Tras 14 años de juicio, al fin quedó firme la sentencia de 32 años de cárcel en contra de Fernando Balam Casanova, acusado de asesinar en su domicilio a José Armando Escamilla Bencomo,
robarle su camioneta y otras pertenencias / Su defensa había interpuesto numerosos recursos
Después de largos años de juicio, finalmente quedó firme la sentencia impuesta a un asesino, el caso fue turnado al Juzgado Tercero de Ejecución de Sentencia, a cargo del Licenciado Gener Echeverría Chan, para los fines legales correspondientes.

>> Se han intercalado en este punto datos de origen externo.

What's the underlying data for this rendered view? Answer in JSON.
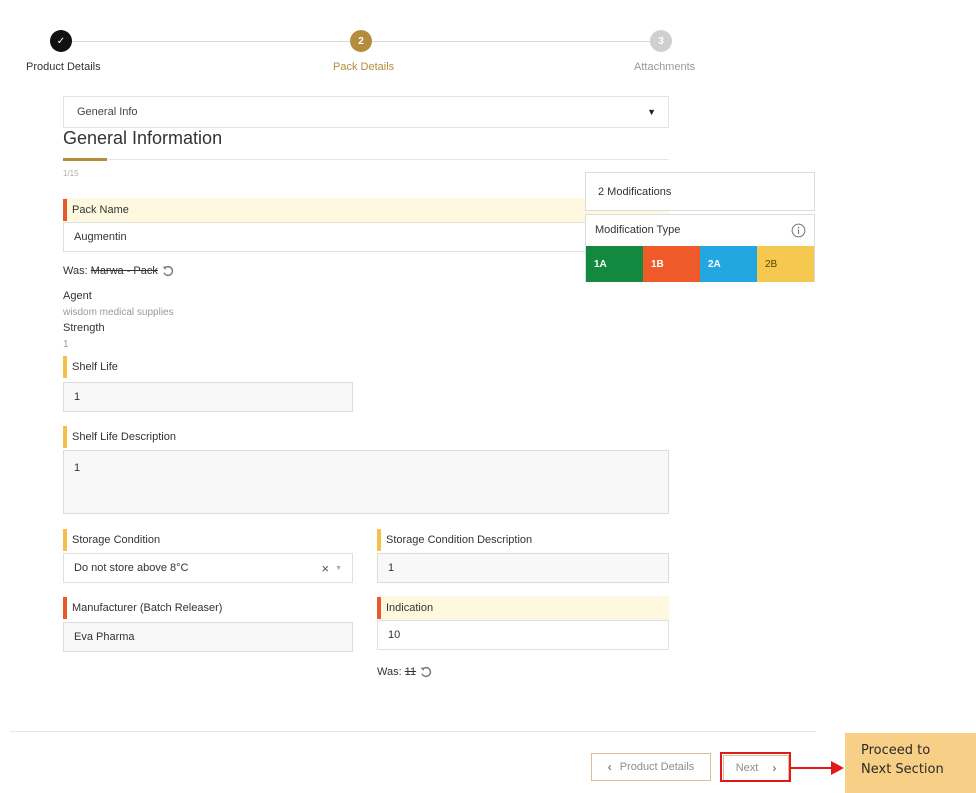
{
  "stepper": {
    "steps": [
      {
        "number": "1",
        "label": "Product Details",
        "state": "completed",
        "color": "#111111"
      },
      {
        "number": "2",
        "label": "Pack Details",
        "state": "active",
        "color": "#b38d3b"
      },
      {
        "number": "3",
        "label": "Attachments",
        "state": "pending",
        "color": "#cfcfcf"
      }
    ],
    "check_glyph": "✓"
  },
  "section_select": {
    "value": "General Info"
  },
  "section": {
    "title": "General Information",
    "counter": "1/15"
  },
  "fields": {
    "pack_name": {
      "label": "Pack Name",
      "value": "Augmentin",
      "was_label": "Was:",
      "was_value": "Marwa - Pack"
    },
    "agent": {
      "label": "Agent",
      "value": "wisdom medical supplies"
    },
    "strength": {
      "label": "Strength",
      "value": "1"
    },
    "shelf_life": {
      "label": "Shelf Life",
      "value": "1"
    },
    "shelf_life_description": {
      "label": "Shelf Life Description",
      "value": "1"
    },
    "storage_condition": {
      "label": "Storage Condition",
      "value": "Do not store above 8°C",
      "clear_glyph": "×"
    },
    "storage_condition_description": {
      "label": "Storage Condition Description",
      "value": "1"
    },
    "manufacturer": {
      "label": "Manufacturer (Batch Releaser)",
      "value": "Eva Pharma"
    },
    "indication": {
      "label": "Indication",
      "value": "10",
      "was_label": "Was:",
      "was_value": "11"
    }
  },
  "modifications": {
    "count_label": "2 Modifications",
    "type_label": "Modification Type",
    "types": [
      {
        "label": "1A",
        "color": "#13893f"
      },
      {
        "label": "1B",
        "color": "#ef5a2a"
      },
      {
        "label": "2A",
        "color": "#22a7e0"
      },
      {
        "label": "2B",
        "color": "#f5c84f"
      }
    ]
  },
  "footer": {
    "back_label": "Product Details",
    "back_chevron": "‹",
    "next_label": "Next",
    "next_chevron": "›",
    "callout": {
      "line1": "Proceed to",
      "line2": "Next Section"
    }
  },
  "colors": {
    "accent": "#b38d3b",
    "required": "#e8582b",
    "optional": "#f3c14a",
    "callout_red": "#e01a1a",
    "callout_bg": "#f7cf86"
  }
}
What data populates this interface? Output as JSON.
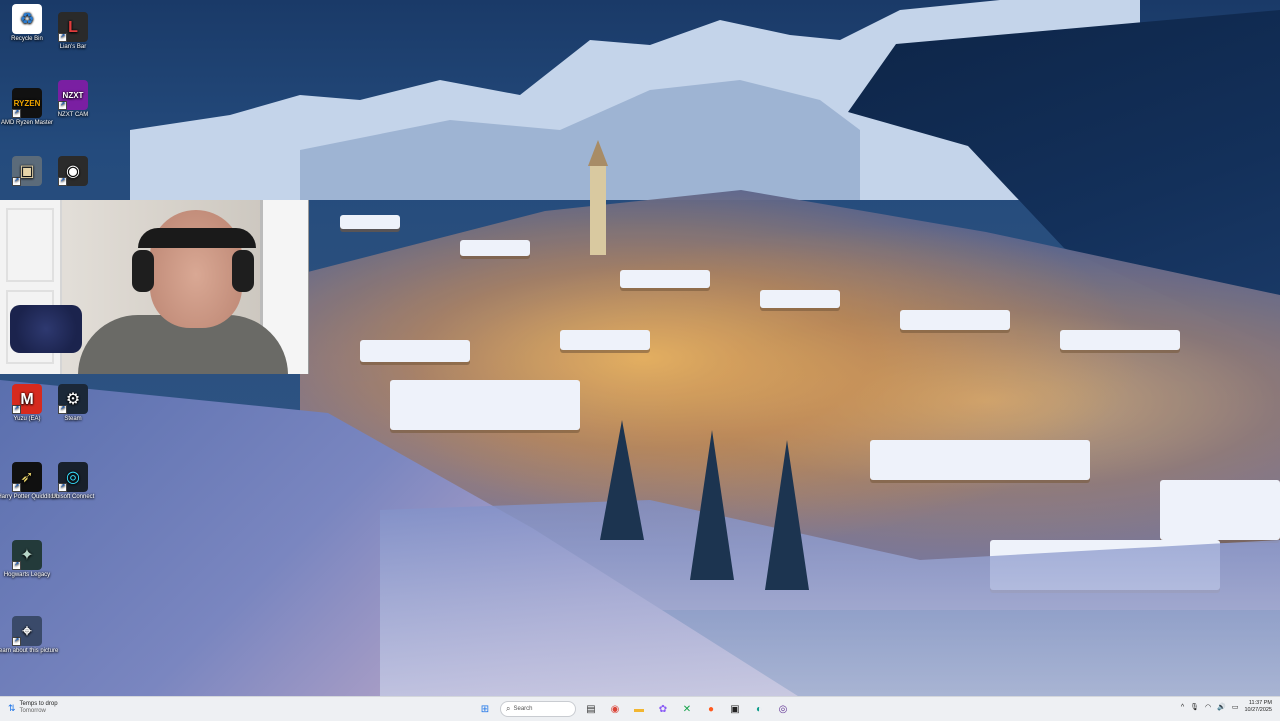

El sexoservidor Fernando Balam Casanova fue encontrado penalmente responsable de los delitos de homicidio calificado cometido en la persona que en vida respondió al nombre de José Armando Escamilla Bencomo, robo de vehículo automotor y robo, todos ellos denunciados por José Armando de todos los Santos Escamilla Patrón y Beatriz Bencomo Alfaro.
La sentencia data del 8 de julio del año 2005 y dentro de la causa penal 317/2004 del ya desaparecido Juzgado Cuarto Penal, en ese entonces a cargo de la ahora Magistrada Leticia del Socorro Cobá Magaña.
A Fernando Balam Casanova se le impuso la sanción privativa de libertad de 32 años y 8 meses de prisión, toda vez que en fecha 6 de junio del año 2004, aproximadamente a las 21 horas, se encontraba en la calle 52 por 55 del Centro de la ciudad esperando su camión de pasaje que lo llevaría hacia su domicilio, cuando se detuvo a su lado una camioneta de la marca Nissan, tipo X-Terra XE.
Detrás del volante del vehículo de color naranja, modelo 2003, placas YWA-3995, estaba José Armando Escamilla, quien le pregunta donde se ubicaba el parque de San Juan.
El extinto le ofreció llevarlo a su domicilio y en el trayecto lo invitó a tomar unas cervezas en un centro nocturno, pero en el camino pararon en una tienda Oxxo y compraron 2 cervezas, acordando ir a la casa de la víctima, ubicada en la colonia México Norte.
Allí sostuvieron relaciones sexuales y luego Fernando Balam le pidió a José Armando que lo lleve a su casa, pero éste se negó, por lo que, molesto, tomó un objeto de yeso y se lo aventó en la cabeza cuando seguía recostado en la cama y al tratar de reaccionar le siguió pegando hasta causarle la muerte.
Después se dedicó a revisar en el interior, se apoderó de un juego de llaves en las que se encontraban las de la camioneta, un estéreo con sus bocinas, un celular, su cartera con tarjetas bancarias y hasta las chanclas del extinto se llevó para viajar hasta Cancún, donde intentó vender el vehículo, hasta que fue interceptado por elementos de la Policía Judicial, ante el reporte del robo de la unidad.
La defensa del acusado promovió una serie de recursos, hasta que después de 14 años el caso fue turnado al Juzgado Tercero de Ejecución de Sentencia para los fines legales correspondientes.